研究室にはすでに気象予報士試験に合格している先輩(4年生)がいて、過去問の解答方法をチェックしてもらい、アドバイスもいただきました。また、毎日、地上天気図や高層天気図、気象庁の「短期予報解説資料」を確認するようにしました。先輩も週に2回ほど付き合ってくださり、一緒に天気図を見ながらポイントを教えてくれました。

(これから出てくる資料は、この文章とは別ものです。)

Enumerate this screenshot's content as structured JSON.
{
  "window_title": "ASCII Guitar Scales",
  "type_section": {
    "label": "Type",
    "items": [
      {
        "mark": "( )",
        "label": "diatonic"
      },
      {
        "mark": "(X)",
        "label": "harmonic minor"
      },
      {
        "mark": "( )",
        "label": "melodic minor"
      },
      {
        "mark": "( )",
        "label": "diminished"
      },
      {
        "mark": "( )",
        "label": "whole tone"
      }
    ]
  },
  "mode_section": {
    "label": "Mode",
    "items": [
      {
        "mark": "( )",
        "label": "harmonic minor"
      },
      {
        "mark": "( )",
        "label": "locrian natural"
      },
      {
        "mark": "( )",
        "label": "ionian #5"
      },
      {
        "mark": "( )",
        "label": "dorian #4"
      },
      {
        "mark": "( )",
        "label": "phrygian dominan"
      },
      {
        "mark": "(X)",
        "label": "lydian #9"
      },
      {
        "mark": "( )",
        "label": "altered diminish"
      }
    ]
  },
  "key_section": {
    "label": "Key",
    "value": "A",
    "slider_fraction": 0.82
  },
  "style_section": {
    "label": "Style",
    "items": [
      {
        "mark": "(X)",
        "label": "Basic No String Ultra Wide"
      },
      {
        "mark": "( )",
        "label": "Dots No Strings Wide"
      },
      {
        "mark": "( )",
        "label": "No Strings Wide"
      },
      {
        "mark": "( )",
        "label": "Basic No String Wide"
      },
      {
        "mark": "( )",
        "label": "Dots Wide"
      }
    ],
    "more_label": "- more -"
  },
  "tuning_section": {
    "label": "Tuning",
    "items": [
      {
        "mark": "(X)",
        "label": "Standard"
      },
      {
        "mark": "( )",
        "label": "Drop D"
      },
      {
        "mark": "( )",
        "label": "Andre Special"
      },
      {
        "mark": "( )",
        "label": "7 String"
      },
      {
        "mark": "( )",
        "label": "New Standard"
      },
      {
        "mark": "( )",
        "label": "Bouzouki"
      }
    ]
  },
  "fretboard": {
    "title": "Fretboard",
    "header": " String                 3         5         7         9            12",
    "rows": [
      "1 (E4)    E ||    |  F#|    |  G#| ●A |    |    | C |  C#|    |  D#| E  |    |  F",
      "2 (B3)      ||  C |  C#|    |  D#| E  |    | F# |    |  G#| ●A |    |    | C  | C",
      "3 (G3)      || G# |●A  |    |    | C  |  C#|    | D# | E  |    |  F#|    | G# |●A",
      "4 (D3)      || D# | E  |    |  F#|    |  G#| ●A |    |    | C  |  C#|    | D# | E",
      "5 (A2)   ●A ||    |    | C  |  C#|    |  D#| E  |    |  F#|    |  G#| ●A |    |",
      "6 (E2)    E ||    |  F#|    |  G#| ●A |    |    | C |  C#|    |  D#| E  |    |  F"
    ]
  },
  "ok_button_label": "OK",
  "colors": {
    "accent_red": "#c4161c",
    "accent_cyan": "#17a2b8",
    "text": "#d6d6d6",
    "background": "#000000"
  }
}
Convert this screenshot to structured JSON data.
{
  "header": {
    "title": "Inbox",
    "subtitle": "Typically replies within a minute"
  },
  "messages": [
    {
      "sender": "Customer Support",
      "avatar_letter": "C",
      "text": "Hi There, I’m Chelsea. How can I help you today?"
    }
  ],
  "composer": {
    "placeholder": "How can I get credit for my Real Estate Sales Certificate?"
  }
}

こうして十分に準備したつもりでしたが、2回目の受験は残念ながら不合格となってしまいました。
4.実技試験対策で効果があった学習法
気を取り直して再チャレンジの勉強を始めましたが、アドバイスをくれていた先輩が卒業したり、就職活動が忙しくなったりして、前回ほど勉強時間を確保できなくなってしまいました。そのような状況の中で、特に効果があった学習法が2つあります。
1つ目は、古い実技試験の過去問に取り組むことです。例えば第40回前後の試験は比較的答えやすい問題が多く、出題者の意図が分かりやすくなっています。こうした問題を多く解くことで、「このような場合は何を答えればよいのか」という感覚をつかむことができました。これは非常に有効だったと思います。
2つ目は、実技試験の「計算問題」対策です。多くの受験生が「時間が足りず最後まで解けなかった」と話す中、私はそのようなことはありませんでした。実技試験で時間を要する計算問題に対して、しっかりと準備していたからです。具体的には、天気図上の長さと速度(ノット)の関係を、簡単な掛け算で求められるように変換式をあらかじめ用意していました。
第64回試験ではノット変換の計算問題が多く、苦戦した受験生が多かったと聞いていますが、私にとってはむしろ得点源になったと感じています。
5.気象予報士になって
実際に気象予報士になってみると、正直まだ実感がわかない部分もありますが、とても嬉しく思っています。今後は、気象予報士試験で苦戦している人に対して、分かりやすく噛み砕いて説明するなど、力になれる機会があれば良いと考えています。